Following “the stabilisation of the company’s development and further quality improvements” in the 2017/18 financial year, Schachinger Logistik Holding GmbH is once again heading for growth. This was a reaction to clear signals from the market, says CEO Rainer Sandow.
At the same time, strategic alliances should accelerate the positive development on multiple customer recommendations. The management board of the holding company sees it as one of their important tasks to shape these alliances in the near future. “Together, we will significantly expand our leading position in branch logistics and take it to the next level,” says Rainer Sandow.
To this end, the Schachinger CEO intends to use internationalisation to open up new target markets in food and pharmaceutical logistics in neighboring European countries. “We want to accompany our regular customers there and score points with our customers through our industry expertise,” says Rainer Sandow. For this new strategic direction they have the full support of the advisory board and the shareholders.
In the past financial year (April 1, 2017 to March 31, 2018), consolidated sales of Schachinger Logistik Holding GmbH increased by five per cent to EUR 148 million (excluding equity investments). The result was the best result in almost 80 years of company history.

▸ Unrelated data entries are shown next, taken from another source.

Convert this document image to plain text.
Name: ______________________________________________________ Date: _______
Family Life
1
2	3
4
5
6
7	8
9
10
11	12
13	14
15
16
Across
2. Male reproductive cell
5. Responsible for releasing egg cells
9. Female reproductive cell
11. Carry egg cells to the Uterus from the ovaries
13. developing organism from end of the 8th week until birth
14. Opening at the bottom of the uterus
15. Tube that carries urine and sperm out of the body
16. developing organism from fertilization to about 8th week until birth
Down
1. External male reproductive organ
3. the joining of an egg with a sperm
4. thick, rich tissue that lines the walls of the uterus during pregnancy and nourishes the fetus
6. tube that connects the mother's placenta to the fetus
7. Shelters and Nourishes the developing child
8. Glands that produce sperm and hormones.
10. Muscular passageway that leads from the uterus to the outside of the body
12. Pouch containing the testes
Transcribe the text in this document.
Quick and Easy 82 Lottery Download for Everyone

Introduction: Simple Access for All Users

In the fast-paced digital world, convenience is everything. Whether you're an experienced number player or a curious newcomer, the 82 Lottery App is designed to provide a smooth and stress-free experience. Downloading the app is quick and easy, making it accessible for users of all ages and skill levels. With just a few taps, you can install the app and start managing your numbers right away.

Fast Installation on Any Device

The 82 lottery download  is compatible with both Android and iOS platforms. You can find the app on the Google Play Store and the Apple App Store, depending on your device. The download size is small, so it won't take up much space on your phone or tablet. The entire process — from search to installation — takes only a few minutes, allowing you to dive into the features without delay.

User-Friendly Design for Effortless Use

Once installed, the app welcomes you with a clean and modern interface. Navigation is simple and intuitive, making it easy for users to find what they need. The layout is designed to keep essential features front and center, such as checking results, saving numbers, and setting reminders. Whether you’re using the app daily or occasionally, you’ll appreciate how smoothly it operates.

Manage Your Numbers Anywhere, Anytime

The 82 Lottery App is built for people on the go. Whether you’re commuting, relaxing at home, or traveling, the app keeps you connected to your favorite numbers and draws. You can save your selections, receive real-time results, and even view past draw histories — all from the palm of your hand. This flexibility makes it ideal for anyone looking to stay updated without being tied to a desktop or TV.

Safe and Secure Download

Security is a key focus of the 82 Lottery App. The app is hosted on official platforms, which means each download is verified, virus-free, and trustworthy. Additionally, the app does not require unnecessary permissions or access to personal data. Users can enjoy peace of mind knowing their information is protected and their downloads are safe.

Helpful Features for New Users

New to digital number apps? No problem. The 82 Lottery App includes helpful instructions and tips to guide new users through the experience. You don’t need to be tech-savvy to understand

THe EBIT has more than doubled compared to the previous year and is over EUR 4 million.
Schachinger Logistik’s CFO Peter Overkamp is very satisfied that in the past financial year, the goal of a 3 per cent-return on sales was very close. Neither participation sales nor a reduction of the vehicle fleet had become necessary to achieve this result. Above all, the excellent result is due to the unprecedented commitment of the employees and the loyalty of long-standing customers.
Optimisation and streamlining in the operational and administrative processes showed the expected effect very quickly. For example, new working time models have significantly increased the efficiency. There was also a tailwind from further intensified cooperation with the top customers from industry and trade.
“Sales growth was recorded in the core sectors of parcel services, pharmaceuticals / healthcare, construction logistics, high-tech and transport logistics. Food logistics has developed particularly dynamically,” reports Peter Overkamp. The growth in online retail was also surprisingly high with above-average volume increases in the B2C business of DIY stores.
The equity ratio of Schachinger Logistik Holding GmbH has also grown significantly. It rose from ten to over 15 per cent. Thus, the company finally left the crisis year 2015/2016 behind. With a good start to the current fiscal year, the management board expects to maintain or even improve sales and EBT levels.
Schachinger Logistics was founded in 1939. Today, Schachinger Logistik Holidng employs around 510 people at 17 locations in Austria, the Czech Republic, Slovakia and Hungary. The company operates its own logistics centers in Hörsching / Linz, Vienna, Stockerau, Hagenbrunn and Wr.Neudorf with a total of more than 400,000 m² of business premises.